Reporter: Do you carry around a notepad to capture images or ideas throughout the day? What are some things written down?
The First Carol: I do best getting them into the laptop. But I do have a couple of different notebooks, and my 3x5 flip book. I write down snippets of dialogue
Reporter: Why do you chose to do your writing electronically?
The First Carol: Easier to manipulate the words in the editing process. Curiously, I can write something down on paper, then when I transfer to computer it morphs, it NEVER comes out the same. I find that extremely intriguing, must be the part of the brain that is engaged. Even the nuances of conversations change, really odd, but there must be some science to it.
Reporter: Whose writing style would you say best compares to your writing style? Why?
The First Carol: Ugh, I have no idea. I am influenced by everything around me, but I can't tell you who I'm like. If someone else told you who I was like, I would believe them (as long as it was a compliment :-)
This question makes me think of my Grandma, she was a jazz musician, very talented and she loved music, especially loved to hear me play the piano. One day after I played for hours while she putzed and danced in the kitchen she told me she now ‘knew my style.’ She told me she could be anywhere in the world, on any street, and if she heard me playing she would KNOW it was me. I'd never really thought about having a style before.

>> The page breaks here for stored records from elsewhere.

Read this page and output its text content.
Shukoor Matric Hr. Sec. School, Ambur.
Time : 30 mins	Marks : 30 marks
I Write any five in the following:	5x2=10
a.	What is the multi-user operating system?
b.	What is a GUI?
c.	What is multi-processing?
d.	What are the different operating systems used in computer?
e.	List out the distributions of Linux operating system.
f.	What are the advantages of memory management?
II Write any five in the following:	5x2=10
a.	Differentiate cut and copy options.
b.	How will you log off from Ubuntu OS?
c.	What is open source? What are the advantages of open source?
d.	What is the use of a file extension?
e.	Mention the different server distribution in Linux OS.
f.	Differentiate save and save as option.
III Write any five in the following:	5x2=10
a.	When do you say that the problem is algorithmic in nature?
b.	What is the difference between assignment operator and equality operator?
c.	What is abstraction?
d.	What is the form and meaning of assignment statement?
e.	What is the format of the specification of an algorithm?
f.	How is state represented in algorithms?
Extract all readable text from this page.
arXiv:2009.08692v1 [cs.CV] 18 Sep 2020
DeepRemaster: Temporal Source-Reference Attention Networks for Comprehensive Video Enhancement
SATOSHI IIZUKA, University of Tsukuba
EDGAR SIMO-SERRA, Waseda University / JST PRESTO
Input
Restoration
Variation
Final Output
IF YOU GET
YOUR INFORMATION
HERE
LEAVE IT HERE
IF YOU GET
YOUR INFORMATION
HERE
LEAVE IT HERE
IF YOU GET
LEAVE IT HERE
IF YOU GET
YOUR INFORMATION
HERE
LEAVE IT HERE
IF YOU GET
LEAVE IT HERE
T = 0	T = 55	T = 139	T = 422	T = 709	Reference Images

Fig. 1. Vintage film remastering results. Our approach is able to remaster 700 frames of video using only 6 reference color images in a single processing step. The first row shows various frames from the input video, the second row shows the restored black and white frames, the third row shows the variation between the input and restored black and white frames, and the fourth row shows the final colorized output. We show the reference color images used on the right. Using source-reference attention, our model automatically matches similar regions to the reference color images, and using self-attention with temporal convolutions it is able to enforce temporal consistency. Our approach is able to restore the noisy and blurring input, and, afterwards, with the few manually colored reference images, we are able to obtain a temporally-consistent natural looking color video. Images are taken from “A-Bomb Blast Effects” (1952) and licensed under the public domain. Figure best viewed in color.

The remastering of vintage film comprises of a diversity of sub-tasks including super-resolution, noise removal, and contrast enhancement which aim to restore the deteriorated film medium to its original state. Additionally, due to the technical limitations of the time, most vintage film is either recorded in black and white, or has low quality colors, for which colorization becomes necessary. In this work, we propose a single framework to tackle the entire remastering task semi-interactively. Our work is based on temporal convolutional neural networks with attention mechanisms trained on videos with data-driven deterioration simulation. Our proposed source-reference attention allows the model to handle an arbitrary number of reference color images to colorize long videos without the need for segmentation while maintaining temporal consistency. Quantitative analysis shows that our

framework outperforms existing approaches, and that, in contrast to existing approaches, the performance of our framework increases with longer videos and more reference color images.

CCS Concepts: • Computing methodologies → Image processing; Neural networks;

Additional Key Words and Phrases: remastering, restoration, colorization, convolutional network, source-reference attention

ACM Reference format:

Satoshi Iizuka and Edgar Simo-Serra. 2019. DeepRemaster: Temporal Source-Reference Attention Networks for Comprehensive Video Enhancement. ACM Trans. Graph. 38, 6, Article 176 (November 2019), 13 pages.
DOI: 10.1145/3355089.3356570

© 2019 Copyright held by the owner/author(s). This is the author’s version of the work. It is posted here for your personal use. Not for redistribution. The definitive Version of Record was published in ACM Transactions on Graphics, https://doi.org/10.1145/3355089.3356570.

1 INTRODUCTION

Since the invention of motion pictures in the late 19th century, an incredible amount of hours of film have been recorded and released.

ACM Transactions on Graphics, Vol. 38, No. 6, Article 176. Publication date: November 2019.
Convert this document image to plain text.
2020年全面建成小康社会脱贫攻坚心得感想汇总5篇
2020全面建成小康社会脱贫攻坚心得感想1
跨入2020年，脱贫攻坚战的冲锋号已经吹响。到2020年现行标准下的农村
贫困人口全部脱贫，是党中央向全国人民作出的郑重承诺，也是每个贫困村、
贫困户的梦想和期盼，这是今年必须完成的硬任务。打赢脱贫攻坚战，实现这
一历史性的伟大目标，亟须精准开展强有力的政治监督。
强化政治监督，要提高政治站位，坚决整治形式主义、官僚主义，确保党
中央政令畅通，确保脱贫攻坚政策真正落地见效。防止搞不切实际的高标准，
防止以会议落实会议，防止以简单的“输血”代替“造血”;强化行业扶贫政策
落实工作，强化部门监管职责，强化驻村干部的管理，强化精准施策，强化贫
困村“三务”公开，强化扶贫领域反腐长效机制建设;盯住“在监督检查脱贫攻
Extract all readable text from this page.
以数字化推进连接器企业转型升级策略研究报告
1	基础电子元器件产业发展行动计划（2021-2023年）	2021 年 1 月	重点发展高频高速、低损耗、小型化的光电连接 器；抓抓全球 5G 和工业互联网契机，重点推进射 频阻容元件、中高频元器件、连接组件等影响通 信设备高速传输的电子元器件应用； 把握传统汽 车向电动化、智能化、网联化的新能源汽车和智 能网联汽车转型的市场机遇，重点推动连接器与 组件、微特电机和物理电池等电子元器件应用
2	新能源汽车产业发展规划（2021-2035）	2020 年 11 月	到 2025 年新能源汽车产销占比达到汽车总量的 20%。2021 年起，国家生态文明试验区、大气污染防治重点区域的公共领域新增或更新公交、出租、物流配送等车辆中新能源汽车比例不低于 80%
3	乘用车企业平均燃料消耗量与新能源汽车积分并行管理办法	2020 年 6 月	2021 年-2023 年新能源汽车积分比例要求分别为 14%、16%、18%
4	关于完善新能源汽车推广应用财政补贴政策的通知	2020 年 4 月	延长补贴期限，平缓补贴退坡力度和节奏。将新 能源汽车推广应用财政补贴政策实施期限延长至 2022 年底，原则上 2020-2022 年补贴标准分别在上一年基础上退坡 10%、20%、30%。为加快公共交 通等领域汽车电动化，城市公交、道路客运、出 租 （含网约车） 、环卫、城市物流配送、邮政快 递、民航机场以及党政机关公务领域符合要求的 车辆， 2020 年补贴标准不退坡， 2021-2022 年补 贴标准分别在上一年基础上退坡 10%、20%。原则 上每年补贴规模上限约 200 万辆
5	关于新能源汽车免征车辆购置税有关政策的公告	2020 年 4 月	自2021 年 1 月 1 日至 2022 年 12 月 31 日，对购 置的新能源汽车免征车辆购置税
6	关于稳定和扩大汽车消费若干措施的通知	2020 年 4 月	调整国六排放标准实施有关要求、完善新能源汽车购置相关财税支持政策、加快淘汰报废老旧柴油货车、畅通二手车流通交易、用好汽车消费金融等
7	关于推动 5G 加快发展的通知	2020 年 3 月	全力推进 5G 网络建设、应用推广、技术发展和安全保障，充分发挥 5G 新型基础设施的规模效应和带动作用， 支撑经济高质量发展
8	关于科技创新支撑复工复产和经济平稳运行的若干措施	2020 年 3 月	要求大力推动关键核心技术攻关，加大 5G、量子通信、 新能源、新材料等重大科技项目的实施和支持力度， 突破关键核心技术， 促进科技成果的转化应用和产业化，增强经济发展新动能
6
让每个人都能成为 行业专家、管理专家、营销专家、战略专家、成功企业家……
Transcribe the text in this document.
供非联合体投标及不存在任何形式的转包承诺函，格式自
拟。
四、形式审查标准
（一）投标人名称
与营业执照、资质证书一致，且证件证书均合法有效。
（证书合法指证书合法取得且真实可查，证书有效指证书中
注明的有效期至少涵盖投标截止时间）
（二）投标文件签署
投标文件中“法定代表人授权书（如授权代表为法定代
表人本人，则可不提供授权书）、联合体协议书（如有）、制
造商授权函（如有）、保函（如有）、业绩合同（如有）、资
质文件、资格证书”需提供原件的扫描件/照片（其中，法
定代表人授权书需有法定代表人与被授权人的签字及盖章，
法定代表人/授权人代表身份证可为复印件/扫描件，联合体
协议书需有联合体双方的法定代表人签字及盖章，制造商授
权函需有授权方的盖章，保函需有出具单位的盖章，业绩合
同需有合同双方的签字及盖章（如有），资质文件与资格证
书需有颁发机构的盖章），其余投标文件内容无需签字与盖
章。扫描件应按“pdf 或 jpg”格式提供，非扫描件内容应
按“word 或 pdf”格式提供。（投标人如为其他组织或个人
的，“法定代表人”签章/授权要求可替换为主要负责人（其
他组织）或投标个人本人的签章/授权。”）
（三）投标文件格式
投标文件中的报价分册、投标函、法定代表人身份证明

Thought you were supposed to play the music like everyone else, like the composer intended, but we all interpret through what we know, through our experiences.
Reporter: Have you ever copied excerpts from famous writers to become more acquainted with their writing style? How did this help?
The First Carol: I have not, although I understand the technique.
Reporter: I don't really have any more questions. Thank you for your time! :)
The First Carol: Your welcome. Thank you for your creative and insightful questions.
Reporter: No problem.
The First Carol: You’re cute, daughter.